Il faisait très chaud. J’avançais à grand’peine, avec mille précautions pour éviter les égratignures et les accrocs révélateurs.
Enfin la serre bomba devant moi son dôme central et l’une de ses croupes rebondies. Elle se présentait de côté. Je crus circonspect de l’observer d’abord sans sortir du bois.
Ce qui me frappa tout de suite, ce fut son aspect de propreté, son état de parfait entretien ; pas un pavé du trottoir environnant qui fût déchaussé ; pas une brique du soubassement qui fût brisée ; les stores, bien ajustés, avaient toutes leurs lattes, et, dans les intervalles de leurs fines jalousies, les vitres flamboyaient au soleil.
J’écoutai. Nul bruit ne me parvint du château ni des bâtiments gris. Dans la serre, silence. On n’entendait que l’immense grésillement d’une après-midi brûlante.
Alors je m’enhardis. M’étant approché furtivement, je soulevai l’un des stores de bois et tentai de regarder à travers les carreaux. Mais je ne pus rien voir : on les avait enduits, à l’intérieur, d’une substance blanchâtre. Il était de plus en plus probable que Lerne avait détourné la serre de sa destination primitive et s’y livrait aujourd’hui à toute autre culture qu’à celle des fleurs. L’idée de bouillons à microbes, mijotant sous la lumière chaude, me parut assez heureuse.
Je contournai la maison de verre. Partout le même enduit interceptait la vue — plus ou moins épais, à ce qu’il me sembla. — Les vasistas bâillaient hors de mon atteinte, très haut. Les ailes n’avaient pas de porte et l’on ne pénétrait pas dans le centre par derrière.
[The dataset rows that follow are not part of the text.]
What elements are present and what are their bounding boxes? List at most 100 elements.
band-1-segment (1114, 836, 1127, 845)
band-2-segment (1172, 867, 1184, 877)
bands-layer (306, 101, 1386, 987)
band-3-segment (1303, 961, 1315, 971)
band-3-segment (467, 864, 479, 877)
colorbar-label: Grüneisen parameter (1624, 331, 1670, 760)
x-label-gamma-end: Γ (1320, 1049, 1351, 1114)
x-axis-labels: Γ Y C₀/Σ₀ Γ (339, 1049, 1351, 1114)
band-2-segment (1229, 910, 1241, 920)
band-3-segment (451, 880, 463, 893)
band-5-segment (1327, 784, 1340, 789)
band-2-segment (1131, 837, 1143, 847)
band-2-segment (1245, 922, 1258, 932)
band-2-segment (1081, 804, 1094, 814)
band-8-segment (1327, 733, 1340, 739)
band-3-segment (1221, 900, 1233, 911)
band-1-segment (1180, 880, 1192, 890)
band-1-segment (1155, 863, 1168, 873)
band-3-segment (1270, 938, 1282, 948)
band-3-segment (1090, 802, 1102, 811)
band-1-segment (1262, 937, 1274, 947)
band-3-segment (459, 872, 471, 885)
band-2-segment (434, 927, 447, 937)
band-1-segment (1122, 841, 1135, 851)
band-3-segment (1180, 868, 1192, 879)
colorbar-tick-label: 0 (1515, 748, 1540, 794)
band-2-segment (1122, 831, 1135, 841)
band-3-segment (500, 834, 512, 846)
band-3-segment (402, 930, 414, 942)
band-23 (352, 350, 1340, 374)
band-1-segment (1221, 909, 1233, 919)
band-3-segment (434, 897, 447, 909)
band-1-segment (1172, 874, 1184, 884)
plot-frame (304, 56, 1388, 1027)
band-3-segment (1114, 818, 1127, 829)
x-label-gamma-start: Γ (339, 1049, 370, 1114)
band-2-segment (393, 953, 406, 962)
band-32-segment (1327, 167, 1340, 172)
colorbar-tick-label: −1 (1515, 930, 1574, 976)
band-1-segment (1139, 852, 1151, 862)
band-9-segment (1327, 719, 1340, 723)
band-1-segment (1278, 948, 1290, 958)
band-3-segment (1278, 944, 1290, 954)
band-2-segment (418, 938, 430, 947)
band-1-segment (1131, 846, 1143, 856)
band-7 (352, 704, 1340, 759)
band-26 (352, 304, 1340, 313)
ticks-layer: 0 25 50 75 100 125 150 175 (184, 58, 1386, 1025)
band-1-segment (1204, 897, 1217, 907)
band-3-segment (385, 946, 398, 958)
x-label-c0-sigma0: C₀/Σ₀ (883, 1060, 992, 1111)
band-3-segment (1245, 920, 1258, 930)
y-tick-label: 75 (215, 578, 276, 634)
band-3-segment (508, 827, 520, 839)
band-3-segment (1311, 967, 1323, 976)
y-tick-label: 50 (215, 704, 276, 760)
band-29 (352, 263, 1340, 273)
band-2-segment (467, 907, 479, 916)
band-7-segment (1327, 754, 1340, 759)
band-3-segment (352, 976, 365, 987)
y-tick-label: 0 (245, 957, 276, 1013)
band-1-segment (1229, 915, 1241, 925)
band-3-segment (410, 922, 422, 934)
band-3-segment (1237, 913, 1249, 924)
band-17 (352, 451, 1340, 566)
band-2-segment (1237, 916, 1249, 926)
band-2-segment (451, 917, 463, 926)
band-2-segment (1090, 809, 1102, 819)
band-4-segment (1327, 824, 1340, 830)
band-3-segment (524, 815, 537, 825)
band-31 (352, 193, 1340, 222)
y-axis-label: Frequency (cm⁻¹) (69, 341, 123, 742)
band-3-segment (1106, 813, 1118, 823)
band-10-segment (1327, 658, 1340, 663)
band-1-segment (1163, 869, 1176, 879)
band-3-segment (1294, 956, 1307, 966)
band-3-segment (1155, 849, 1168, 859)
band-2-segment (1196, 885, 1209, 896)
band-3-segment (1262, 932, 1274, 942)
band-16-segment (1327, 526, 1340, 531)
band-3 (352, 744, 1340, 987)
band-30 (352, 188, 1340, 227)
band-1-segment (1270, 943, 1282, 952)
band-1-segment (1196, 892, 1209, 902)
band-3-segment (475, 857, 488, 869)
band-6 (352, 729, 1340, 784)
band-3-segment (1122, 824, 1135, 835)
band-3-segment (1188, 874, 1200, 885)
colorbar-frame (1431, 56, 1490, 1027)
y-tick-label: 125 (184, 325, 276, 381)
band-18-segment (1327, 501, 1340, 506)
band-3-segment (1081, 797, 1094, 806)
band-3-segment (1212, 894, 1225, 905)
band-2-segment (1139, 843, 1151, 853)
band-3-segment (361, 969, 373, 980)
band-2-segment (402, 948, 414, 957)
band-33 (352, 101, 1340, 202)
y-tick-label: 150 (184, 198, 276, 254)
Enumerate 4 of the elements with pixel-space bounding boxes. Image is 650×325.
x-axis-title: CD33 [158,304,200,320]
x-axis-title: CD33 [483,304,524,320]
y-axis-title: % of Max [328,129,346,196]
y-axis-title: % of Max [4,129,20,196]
Comme je tournais toujours, scrutant la brique et le vitrail non moins opaque, je fus bientôt du côté du château, en face de mon balcon. La situation, trop inabritée, était périlleuse. Il fallait, de guerre lasse, réintégrer ma chambre et abandonner le prétendu palais des bacilles sans en avoir visité la façade. Je bornai donc mes investigations au coup d’œil le plus déçu, lequel me fit savoir à l’improviste que le mystère s’ouvrait à moi.
La porte n’était que poussée contre la cloison, et le pêne, sorti de toute sa longueur, témoignait qu’un étourdi avait cru la fermer à double tour. Ô Wilhelm ! précieux hurluberlu !
Dès l’entrée, mes hypothèses bactériologiques se trouvèrent détruites. Une bouffée de senteurs florales m’accueillit, — une bouffée humide et tiède, avec une pointe de nicotine.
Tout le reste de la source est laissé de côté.